In accordance with the regulatory requirements provided at 45 CFR 75.113 and Appendix XII to 45 CFR Part 75, recipients that have currently active Federal grants, cooperative agreements, and procurement contracts from all Federal awarding agencies with a cumulative total value greater than $10,000,000 for any period of time during the period of performance of a Federal award, must report and maintain the currency of information reported in the System for Award Management (SAM) about civil, criminal, and administrative proceedings in connection with the award or performance of a Federal award that reached final disposition within the most recent five-year period. The recipient must also make semiannual disclosures regarding such proceedings. Proceedings information will be made publicly available in the designated integrity and performance system (currently FAPIIS). This is a statutory requirement under section 872 of Public Law 110-417, as amended (41 U.S.C. 2313). As required by section 3010 of Public Law 111-212, all information posted in the designated integrity and performance system on or after April 15, 2011, except past performance reviews required for Federal procurement contracts, will be publicly available. Full reporting requirements and procedures are found in Appendix XII to 45 CFR Part 75 Award Term and Conditions for Recipient Integrity and Performance Matters.
We encourage inquiries concerning this funding opportunity
and welcome the opportunity to answer questions from potential applicants.
eRA Service Desk (Questions regarding ASSIST, eRA Commons
registration, submitting and tracking an application, documenting system
problems that threaten submission by the due date, post submission issues)
Finding Help Online: http://grants.nih.gov/support/ (preferred method of contact)
Telephone: 301-402-7469 or 866-504-9552 (Toll Free)

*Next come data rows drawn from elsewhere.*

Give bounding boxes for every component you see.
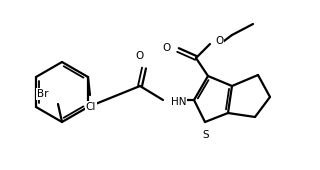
Text: O: O <box>136 51 144 61</box>
Text: O: O <box>163 43 171 53</box>
Text: Br: Br <box>36 89 48 99</box>
Text: S: S <box>203 130 209 140</box>
Text: O: O <box>215 36 223 46</box>
Text: Cl: Cl <box>86 102 96 112</box>
Text: HN: HN <box>171 97 187 107</box>
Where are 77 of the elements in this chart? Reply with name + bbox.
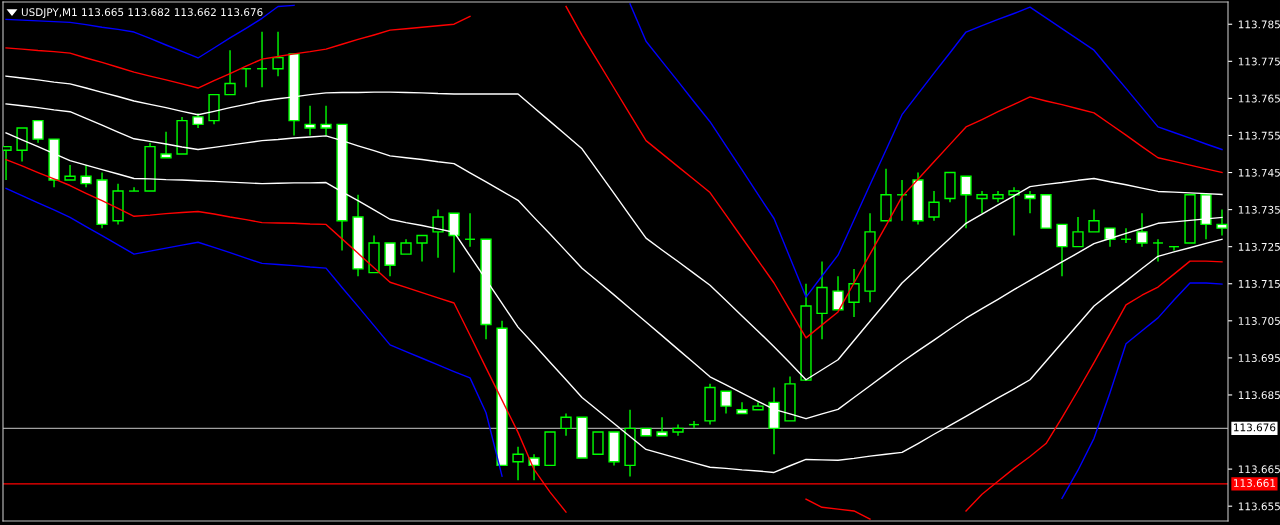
candlestick	[640, 427, 652, 437]
candlestick	[448, 212, 460, 274]
candlestick	[576, 416, 588, 459]
candlestick	[1040, 194, 1052, 229]
y-tick-label: 113.765	[1238, 94, 1280, 103]
candlestick	[944, 171, 956, 203]
candlestick	[928, 190, 940, 222]
candlestick	[16, 127, 28, 163]
y-tick-label: 113.755	[1238, 131, 1280, 140]
candlestick	[1024, 190, 1036, 215]
candlestick	[1088, 208, 1100, 233]
candlestick	[960, 175, 972, 229]
candlestick	[128, 186, 140, 192]
candlestick	[1200, 194, 1212, 240]
y-tick-label: 113.725	[1238, 242, 1280, 251]
candlestick	[400, 238, 412, 255]
y-tick-label: 113.775	[1238, 57, 1280, 66]
candlestick	[992, 190, 1004, 203]
candlestick	[176, 116, 188, 155]
y-tick-label: 113.735	[1238, 205, 1280, 214]
candlestick	[720, 390, 732, 415]
candlestick	[848, 268, 860, 318]
candlestick	[704, 383, 716, 426]
candlestick	[64, 164, 76, 181]
candlestick	[32, 119, 44, 144]
candlestick	[144, 142, 156, 192]
y-tick-label: 113.785	[1238, 20, 1280, 29]
candlestick	[112, 182, 124, 226]
candlestick	[800, 283, 812, 381]
candlestick	[480, 238, 492, 341]
candlestick	[1136, 212, 1148, 248]
candlestick	[608, 431, 620, 467]
candlestick	[224, 49, 236, 96]
candlestick	[384, 242, 396, 278]
candlestick	[656, 416, 668, 437]
candlestick	[352, 194, 364, 278]
candlestick	[560, 412, 572, 437]
y-tick-label: 113.695	[1238, 354, 1280, 362]
candlestick	[496, 320, 508, 467]
candlestick	[208, 93, 220, 126]
candlestick	[912, 171, 924, 226]
ref-line-label: 113.661	[1234, 479, 1276, 487]
y-tick-label: 113.655	[1238, 502, 1280, 511]
y-tick-label: 113.685	[1238, 391, 1280, 400]
text: USDJPY,M1 113.665 113.682 113.662 113.676	[21, 8, 263, 18]
candlestick	[976, 190, 988, 215]
candlestick	[784, 375, 796, 422]
candlestick	[1056, 223, 1068, 278]
candlestick	[624, 409, 636, 478]
candlestick	[1072, 216, 1084, 248]
y-tick-label: 113.705	[1238, 317, 1280, 325]
y-tick-label: 113.715	[1238, 279, 1280, 288]
candlestick	[80, 164, 92, 189]
candlestick	[432, 208, 444, 259]
candlestick	[880, 168, 892, 222]
candlestick	[272, 30, 284, 77]
candlestick	[816, 260, 828, 341]
y-tick-label: 113.665	[1238, 465, 1280, 474]
candlestick	[416, 234, 428, 263]
candlestick	[752, 401, 764, 411]
candlestick	[592, 431, 604, 455]
candlestick	[48, 138, 60, 189]
ref-line-label: 113.676	[1234, 423, 1276, 432]
candlestick	[1104, 227, 1116, 248]
candlestick	[544, 431, 556, 467]
y-tick-label: 113.745	[1238, 168, 1280, 177]
candlestick	[832, 275, 844, 311]
candlestick	[1008, 186, 1020, 237]
candlestick	[864, 212, 876, 303]
candlestick	[512, 446, 524, 481]
candlestick	[672, 423, 684, 437]
candlestick	[1152, 238, 1164, 263]
candlestick	[160, 131, 172, 159]
candlestick	[736, 401, 748, 415]
candlestick	[1184, 194, 1196, 244]
candlestick	[368, 234, 380, 274]
candlestick	[96, 171, 108, 229]
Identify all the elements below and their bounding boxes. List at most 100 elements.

Grants.gov Customer Support (Questions
regarding Grants.gov registration and submission, downloading forms and
application packages)
Contact Center Telephone: 800-518-4726
Email: [email protected]
GrantsInfo (Questions regarding application instructions and
process, finding NIH grant resources)
Email: [email protected] (preferred method of contact)
Telephone: 301-945-7573
Karen A. Kehl, Ph.D., R.N., F.P.C.N.
National Institute of Nursing Research (NINR)
Telephone: 301-594-8010
Email: [email protected]
Weiqun Li, M.D.
National Institute of Nursing Research (NINR)
Telephone: 301-594-5966
Email: [email protected].
Ron Wertz
National Institute of Nursing Research (NINR)
Telephone: 301-594-2870
Email: [email protected]
Recently issued trans-NIH policy notices may affect your application submission. A full list of policy notices published by NIH is provided in the NIH Guide for Grants and Contracts. All awards are subject to the terms and conditions, cost principles, and other considerations described in the NIH Grants Policy Statement.
Awards are made under the authorization of Sections 301 and 405 of the Public Health Service Act as amended (42 USC 241 and 284) and under Federal Regulations 42 CFR Part 52 and 45 CFR Part 75.